Craniofacial abnormalities such as a cleft lip and/or palate are among the most common of all birth defects, affecting over 1000 babies in the UK each year. The exact cause of clefts isn't known. Often a baby is diagnosed with a cleft lip while still in the womb but a cleft of the palate is rarely identified on a scan.
A cleft lip can range from a slight notch in the coloured part of the upper lip to complete separation on one or both sides of the lip, and extending up to the nose.
A cleft palate is not as noticeable as a cleft lip because it is inside the mouth. It occurs when the roof of the mouth does not completely close, leaving an opening that can extend into the nose above. Cleft lip and cleft palate often occur together, both can be treated surgically within the first year of life.
Although only 71% of cleft palates were identified at birth in 2011 in England, Wales and Northern Ireland, this is a 4% improvement on the previous year.

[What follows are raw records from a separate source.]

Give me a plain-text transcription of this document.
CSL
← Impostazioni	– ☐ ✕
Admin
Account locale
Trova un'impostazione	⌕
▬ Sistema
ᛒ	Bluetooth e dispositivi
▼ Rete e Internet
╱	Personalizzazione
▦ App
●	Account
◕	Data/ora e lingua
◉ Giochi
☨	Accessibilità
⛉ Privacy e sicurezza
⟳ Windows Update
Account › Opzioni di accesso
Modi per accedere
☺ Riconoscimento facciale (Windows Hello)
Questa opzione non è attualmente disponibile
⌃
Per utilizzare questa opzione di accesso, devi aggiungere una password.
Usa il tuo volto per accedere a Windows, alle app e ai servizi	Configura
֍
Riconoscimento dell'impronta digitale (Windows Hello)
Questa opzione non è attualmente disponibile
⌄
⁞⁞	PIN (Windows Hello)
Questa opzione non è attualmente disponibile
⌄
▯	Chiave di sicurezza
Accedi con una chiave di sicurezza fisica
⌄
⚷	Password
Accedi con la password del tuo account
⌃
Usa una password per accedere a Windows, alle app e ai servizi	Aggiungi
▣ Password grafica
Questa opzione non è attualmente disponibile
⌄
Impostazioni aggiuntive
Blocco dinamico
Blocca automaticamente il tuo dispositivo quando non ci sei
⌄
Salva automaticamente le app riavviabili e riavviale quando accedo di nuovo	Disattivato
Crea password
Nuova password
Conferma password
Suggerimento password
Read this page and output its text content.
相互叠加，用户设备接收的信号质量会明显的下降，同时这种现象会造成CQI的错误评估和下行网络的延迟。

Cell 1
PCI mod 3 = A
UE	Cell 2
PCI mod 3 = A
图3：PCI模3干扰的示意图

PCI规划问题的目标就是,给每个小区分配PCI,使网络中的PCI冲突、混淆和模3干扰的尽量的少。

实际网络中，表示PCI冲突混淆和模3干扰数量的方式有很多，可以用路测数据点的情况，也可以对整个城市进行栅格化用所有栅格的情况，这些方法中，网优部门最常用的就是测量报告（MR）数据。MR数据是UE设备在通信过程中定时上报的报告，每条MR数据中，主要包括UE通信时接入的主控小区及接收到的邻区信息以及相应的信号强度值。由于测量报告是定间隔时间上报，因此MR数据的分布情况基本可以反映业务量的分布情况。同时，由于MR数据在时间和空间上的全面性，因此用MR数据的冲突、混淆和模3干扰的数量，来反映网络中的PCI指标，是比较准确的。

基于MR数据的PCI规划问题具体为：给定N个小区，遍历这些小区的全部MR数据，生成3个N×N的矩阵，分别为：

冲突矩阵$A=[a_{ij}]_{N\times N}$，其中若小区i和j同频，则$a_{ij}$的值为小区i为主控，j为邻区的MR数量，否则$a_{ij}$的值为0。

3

The RCS says further progress is necessary. It's urging that babies are checked thoroughly at the first opportunity to identify a cleft palate and it's calling for guidelines on examining newborns to be reviewed to reduce the risk of a missed diagnosis.
Consultant orthodontist, Scott Deacon, who helped prepare the RCS report says in a press release: "We rely on the roof of our mouth to eat, talk and do many other things we take for granted. A cleft palate is a serious condition as it can leave babies unable to feed and gain weight; it can also be indicative of other health problems. It is crucial that a thorough visual examination of the mouth and palate is carried out within 24 hours of birth to ensure the baby, and their family, receives the care and support they need from the outset."